Selon l’article 514 du code de procédure civile, les décisions de première instance sont de droit exécutoires à titre provisoire à moins que la loi ou la décision rendue n’en dispose autrement. Selon le dernier alinéa de l’article 514-1 du même code, le juge ne peut toutefois pas écarter l’exécution provisoire de droit lorsqu’il statue en référé.

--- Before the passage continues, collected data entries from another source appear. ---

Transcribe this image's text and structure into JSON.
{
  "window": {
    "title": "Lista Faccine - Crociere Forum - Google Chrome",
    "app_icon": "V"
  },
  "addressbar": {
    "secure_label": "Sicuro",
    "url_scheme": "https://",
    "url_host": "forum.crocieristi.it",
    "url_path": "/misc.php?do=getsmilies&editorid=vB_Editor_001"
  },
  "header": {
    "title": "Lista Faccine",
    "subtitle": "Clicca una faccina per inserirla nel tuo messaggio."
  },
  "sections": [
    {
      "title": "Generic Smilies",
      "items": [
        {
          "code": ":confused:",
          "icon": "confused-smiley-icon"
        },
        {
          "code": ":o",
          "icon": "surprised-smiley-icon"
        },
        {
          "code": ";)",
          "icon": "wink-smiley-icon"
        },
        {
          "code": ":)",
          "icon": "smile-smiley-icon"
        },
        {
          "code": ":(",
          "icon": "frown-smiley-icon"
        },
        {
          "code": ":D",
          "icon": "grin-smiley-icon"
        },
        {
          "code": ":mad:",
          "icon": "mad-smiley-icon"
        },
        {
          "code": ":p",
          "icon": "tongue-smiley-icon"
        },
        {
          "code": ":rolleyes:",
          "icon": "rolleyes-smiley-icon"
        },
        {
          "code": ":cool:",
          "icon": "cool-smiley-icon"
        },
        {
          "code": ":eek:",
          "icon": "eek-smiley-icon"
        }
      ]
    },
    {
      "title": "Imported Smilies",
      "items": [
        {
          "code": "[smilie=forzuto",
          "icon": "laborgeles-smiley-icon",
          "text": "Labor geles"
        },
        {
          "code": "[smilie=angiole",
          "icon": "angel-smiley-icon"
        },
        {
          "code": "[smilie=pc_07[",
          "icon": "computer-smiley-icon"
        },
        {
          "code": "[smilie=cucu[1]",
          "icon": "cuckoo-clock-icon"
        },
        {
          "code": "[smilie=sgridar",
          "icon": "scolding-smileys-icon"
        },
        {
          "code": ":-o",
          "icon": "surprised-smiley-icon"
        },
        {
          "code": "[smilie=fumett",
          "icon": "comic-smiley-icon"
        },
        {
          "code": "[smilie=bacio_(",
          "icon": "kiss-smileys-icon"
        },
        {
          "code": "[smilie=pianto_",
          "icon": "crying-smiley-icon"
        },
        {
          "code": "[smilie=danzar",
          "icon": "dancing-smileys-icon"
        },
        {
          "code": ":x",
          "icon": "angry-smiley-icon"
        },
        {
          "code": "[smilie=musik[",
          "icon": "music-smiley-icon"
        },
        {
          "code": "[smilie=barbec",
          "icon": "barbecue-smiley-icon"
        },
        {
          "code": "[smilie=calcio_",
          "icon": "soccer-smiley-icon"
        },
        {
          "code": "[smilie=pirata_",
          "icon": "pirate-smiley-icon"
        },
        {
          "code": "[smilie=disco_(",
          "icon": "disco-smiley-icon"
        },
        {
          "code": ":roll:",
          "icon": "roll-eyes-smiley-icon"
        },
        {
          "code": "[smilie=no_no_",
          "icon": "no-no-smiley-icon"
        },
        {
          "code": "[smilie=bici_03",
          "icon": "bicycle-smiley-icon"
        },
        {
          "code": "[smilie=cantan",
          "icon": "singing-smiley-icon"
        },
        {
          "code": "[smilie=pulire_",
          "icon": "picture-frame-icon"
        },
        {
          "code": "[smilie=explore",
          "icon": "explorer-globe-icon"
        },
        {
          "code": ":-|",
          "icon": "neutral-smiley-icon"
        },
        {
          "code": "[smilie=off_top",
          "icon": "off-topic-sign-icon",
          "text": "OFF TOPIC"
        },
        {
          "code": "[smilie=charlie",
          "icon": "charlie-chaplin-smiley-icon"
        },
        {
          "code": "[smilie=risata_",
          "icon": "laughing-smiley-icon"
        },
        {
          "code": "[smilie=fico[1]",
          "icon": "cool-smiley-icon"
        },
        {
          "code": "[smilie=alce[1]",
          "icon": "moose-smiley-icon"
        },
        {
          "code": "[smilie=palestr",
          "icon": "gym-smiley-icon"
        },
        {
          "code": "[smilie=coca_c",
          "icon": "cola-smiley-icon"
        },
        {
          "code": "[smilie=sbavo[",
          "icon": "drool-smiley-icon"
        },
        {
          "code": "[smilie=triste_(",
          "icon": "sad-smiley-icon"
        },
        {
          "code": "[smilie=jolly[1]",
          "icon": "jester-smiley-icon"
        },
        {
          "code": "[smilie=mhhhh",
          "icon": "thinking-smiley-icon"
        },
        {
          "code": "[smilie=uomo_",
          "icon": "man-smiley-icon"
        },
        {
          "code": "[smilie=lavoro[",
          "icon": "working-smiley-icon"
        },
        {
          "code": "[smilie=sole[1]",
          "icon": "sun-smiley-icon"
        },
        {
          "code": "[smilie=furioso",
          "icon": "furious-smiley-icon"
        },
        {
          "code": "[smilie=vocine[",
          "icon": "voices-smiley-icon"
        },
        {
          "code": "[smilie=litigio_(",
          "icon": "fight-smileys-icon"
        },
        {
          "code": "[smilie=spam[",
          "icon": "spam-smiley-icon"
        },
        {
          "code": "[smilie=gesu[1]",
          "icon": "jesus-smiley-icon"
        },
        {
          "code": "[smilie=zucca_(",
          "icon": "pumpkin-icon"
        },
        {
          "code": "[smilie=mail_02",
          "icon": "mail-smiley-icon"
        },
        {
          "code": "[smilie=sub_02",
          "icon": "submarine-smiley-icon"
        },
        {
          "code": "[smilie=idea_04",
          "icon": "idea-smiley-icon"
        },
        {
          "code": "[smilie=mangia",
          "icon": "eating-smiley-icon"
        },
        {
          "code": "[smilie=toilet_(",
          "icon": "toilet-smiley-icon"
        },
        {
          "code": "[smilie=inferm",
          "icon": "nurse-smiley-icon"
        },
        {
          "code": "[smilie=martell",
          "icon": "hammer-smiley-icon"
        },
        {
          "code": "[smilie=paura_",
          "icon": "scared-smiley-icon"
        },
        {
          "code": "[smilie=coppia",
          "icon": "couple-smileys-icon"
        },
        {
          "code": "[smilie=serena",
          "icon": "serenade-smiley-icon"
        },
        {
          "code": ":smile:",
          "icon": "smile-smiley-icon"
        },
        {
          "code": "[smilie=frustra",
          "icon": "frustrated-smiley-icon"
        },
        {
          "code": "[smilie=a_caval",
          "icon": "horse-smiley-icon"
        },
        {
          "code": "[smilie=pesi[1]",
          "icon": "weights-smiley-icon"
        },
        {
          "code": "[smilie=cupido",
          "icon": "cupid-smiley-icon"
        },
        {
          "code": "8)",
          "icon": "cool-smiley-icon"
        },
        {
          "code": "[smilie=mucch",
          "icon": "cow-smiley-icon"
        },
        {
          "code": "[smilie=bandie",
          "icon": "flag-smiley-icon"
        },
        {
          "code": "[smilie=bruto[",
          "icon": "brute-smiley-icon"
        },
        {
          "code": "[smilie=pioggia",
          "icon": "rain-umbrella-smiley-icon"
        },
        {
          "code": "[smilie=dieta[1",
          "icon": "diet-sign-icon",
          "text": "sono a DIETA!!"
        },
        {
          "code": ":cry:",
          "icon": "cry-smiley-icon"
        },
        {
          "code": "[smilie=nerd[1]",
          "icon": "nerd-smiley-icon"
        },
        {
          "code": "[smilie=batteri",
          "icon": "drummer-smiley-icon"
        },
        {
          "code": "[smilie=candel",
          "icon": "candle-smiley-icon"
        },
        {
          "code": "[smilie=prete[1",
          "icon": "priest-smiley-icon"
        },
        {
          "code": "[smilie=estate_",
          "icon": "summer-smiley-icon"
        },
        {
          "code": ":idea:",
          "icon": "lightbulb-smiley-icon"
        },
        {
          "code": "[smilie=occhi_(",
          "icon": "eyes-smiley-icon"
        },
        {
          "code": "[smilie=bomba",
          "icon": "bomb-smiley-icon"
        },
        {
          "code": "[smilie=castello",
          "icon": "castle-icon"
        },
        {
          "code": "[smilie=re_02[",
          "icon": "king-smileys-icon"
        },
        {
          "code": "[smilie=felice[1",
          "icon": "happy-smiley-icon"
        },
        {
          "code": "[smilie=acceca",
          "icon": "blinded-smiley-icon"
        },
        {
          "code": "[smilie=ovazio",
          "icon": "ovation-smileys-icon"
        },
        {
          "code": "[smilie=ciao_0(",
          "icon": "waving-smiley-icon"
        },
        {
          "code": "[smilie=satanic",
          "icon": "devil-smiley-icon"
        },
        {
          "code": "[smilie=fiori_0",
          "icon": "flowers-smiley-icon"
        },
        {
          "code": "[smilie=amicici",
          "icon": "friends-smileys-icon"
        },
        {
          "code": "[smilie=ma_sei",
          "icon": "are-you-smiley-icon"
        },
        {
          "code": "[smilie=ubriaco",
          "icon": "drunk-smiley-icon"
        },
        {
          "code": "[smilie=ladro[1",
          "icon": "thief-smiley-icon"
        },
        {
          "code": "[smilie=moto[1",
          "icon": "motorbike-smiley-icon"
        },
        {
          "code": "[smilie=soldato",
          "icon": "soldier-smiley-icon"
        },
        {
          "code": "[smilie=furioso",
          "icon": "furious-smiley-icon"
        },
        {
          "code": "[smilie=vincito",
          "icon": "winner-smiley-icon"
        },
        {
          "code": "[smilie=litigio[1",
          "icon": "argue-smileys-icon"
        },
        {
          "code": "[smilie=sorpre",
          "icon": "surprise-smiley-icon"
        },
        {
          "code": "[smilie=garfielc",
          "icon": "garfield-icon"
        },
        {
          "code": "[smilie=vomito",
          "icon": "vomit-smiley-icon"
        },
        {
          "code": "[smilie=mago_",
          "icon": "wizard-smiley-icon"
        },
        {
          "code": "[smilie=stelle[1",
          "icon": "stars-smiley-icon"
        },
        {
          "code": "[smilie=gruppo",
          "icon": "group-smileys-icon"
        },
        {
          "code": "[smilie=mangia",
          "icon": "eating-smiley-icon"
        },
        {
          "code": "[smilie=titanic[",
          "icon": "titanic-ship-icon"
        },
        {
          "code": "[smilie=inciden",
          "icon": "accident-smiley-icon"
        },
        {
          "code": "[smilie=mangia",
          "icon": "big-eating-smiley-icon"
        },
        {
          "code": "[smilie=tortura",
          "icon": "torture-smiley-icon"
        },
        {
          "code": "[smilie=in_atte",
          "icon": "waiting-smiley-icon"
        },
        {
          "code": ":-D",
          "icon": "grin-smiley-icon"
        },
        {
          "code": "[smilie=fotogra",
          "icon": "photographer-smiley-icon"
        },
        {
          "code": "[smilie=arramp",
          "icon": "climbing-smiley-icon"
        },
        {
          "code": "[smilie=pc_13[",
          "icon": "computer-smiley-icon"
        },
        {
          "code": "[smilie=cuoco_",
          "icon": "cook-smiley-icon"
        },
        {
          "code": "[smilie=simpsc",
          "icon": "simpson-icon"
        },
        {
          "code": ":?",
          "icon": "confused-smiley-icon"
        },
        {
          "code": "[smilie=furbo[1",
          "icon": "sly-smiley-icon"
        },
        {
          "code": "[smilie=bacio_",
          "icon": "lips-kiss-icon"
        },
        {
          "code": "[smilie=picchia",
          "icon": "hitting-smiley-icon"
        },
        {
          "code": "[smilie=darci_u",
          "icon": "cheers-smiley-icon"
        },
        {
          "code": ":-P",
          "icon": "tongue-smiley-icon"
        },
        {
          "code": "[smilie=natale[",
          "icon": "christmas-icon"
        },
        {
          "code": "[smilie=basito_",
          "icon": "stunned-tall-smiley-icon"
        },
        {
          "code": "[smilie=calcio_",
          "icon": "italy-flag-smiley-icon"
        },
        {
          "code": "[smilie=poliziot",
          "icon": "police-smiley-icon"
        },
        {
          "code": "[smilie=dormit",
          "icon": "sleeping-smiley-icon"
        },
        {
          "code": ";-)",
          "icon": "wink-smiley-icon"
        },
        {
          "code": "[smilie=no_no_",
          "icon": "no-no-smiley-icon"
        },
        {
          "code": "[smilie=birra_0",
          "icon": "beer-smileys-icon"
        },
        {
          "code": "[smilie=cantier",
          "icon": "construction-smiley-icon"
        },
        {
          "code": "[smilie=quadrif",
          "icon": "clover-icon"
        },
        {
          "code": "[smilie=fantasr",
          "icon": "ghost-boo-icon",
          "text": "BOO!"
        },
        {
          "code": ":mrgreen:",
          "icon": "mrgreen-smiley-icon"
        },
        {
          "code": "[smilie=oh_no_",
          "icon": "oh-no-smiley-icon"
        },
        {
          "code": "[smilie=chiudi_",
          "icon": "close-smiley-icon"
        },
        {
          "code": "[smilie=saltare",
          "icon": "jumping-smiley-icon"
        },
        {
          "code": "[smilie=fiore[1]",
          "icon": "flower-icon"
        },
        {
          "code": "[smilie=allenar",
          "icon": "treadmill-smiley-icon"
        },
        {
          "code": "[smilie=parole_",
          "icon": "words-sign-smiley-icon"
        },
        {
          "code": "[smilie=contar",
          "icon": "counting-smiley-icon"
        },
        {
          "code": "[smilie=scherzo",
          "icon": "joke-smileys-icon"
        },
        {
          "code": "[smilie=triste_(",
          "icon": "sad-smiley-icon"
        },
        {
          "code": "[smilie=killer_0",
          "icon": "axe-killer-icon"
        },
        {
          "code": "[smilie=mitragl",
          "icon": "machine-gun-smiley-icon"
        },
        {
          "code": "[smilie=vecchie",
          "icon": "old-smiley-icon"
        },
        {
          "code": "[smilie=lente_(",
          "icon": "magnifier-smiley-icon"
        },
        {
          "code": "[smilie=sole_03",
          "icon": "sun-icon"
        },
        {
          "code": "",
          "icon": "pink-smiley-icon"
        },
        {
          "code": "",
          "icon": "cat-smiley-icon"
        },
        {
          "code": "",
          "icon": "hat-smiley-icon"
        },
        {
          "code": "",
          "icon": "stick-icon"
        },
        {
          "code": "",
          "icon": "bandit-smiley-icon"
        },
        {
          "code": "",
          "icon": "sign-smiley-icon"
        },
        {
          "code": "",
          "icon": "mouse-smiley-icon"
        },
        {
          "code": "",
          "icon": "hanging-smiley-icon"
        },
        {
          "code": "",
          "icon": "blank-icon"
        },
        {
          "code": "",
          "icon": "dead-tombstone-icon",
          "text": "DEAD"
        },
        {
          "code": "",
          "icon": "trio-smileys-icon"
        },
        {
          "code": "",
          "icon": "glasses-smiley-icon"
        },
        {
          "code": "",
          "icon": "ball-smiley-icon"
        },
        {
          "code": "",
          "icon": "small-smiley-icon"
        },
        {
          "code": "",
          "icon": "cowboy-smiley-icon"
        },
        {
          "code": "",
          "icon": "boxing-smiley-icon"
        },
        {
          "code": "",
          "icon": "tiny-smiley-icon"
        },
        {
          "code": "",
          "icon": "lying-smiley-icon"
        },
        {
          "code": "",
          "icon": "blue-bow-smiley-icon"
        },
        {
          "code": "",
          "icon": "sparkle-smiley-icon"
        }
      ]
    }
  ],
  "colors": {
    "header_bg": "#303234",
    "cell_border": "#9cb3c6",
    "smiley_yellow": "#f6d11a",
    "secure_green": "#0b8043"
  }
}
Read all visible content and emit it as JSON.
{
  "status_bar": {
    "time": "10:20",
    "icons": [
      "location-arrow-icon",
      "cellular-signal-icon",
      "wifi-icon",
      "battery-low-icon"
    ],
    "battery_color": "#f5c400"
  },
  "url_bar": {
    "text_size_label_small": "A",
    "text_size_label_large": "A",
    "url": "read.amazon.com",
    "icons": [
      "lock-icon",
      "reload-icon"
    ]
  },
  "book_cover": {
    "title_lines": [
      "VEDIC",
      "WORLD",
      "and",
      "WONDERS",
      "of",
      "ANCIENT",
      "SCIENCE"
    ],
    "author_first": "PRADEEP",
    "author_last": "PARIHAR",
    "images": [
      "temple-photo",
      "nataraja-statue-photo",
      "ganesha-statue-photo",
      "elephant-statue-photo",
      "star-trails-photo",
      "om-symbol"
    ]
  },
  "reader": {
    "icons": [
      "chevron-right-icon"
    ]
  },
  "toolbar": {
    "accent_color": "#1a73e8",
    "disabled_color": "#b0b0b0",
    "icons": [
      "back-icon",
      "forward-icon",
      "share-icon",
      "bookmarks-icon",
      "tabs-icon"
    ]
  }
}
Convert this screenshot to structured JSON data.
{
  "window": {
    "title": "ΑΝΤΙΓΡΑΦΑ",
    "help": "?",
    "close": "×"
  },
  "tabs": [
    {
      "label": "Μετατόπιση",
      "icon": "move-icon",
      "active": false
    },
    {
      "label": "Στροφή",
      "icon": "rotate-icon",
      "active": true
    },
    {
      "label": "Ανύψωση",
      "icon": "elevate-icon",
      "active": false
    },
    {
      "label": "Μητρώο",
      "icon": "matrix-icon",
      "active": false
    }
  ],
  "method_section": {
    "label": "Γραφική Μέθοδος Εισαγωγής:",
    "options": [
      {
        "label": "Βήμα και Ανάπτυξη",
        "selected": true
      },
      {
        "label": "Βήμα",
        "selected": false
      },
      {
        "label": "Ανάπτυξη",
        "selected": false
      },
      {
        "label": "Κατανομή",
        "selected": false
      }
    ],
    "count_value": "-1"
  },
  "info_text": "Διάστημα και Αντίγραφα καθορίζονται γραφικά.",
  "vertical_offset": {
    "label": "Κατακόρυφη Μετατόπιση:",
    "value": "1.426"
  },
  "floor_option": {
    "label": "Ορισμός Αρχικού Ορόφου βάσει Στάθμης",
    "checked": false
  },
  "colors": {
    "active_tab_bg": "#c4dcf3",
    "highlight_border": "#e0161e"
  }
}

La présente ordonnance sera donc assortie de l’exécution provisoire.
PAR CES MOTIFS,
La juge des contentieux de la protection, statuant après débats publics, par ordonnance mise à disposition au greffe, réputée contradictoire et en premier ressort,
CONSTATE que la dette locative visée dans le commandement de payer du 10 décembre 2024 n’a pas été réglée dans le délai de deux mois,
CONSTATE, en conséquence, que le contrat conclu le 29 juillet 2020 entre la SA ELOGIE-SIEMP, d’une part, et Mme [G] [L], d’autre part, concernant les locaux situés au [Adresse 1] à [Localité 3] est résilié depuis le 11 février 2025,
CONDAMNE Mme [G] [L] à payer à la SA ELOGIE-SIEMP la somme de 2761,61 euros à titre de provision sur l’arriéré locatif arrêté au 5 septembre 2025, avec intérêts au taux légal à compter de la présente décision,
AUTORISE Mme [G] [L] à se libérer de sa dette en réglant chaque mois pendant 27 mois, en plus du loyer courant, une somme minimale de 102 euros, la dernière échéance étant majorée du solde de la dette en principal, intérêts et frais,
DIT que le premier règlement devra intervenir dans les dix jours suivant la signification de la présente décision, puis, pour les paiements suivants, en même temps que le loyer, au plus tard le dixième jour de chaque mois, sauf meilleur accord entre les parties,
SUSPEND les effets de la clause résolutoire pendant l’exécution des délais de paiement accordés à Mme [G] [L],
DIT que si les délais accordés sont entièrement respectés, la clause résolutoire sera réputée n’avoir jamais été acquise,
DIT qu’en revanche, pour le cas où une mensualité, qu’elle soit due au titre du loyer et des charges courants ou de l’arriéré, resterait impayée quinze jours après l’envoi d’une mise en demeure par lettre recommandée avec avis de réception,
— le bail sera considéré comme résilié de plein droit depuis le 11 février 2025,
— le solde de la dette deviendra immédiatement exigible,
— la bailleresse pourra, à défaut de libération spontanée des lieux et dès l’expiration d’un délai de deux mois suivant la délivrance d’un commandement d’avoir à libérer les lieux, faire procéder à l’expulsion de Mme [G] [L] et à celle de tous occupants de son chef, au besoin avec l’assistance de la force publique,
— le sort des meubles sera régi conformément aux dispositions des articles L. 433-1 et L. 433-2 du code des procédures civiles d’exécution,
— Mme [G] [L] sera condamnée à verser à la SA ELOGIE-SIEMP une indemnité d’occupation mensuelle à titre de provision égale au montant des loyers et charges qui auraient été dus en cas de poursuite du bail, et ce, jusqu’à la date de libération effective et définitive des lieux,
CONDAMNE Mme [G] [L] aux dépens comprenant notamment le coût du commandement de payer du 10 décembre 2024,
CONDAMNE Mme [G] [L] à payer à la SA ELOGIE-SIEMP la somme de 200 euros au titre de l’article 700 du code de procédure civile,
Ainsi jugé par mise à disposition au greffe le 7 novembre 2025, et signé par la juge et la greffière susnommées.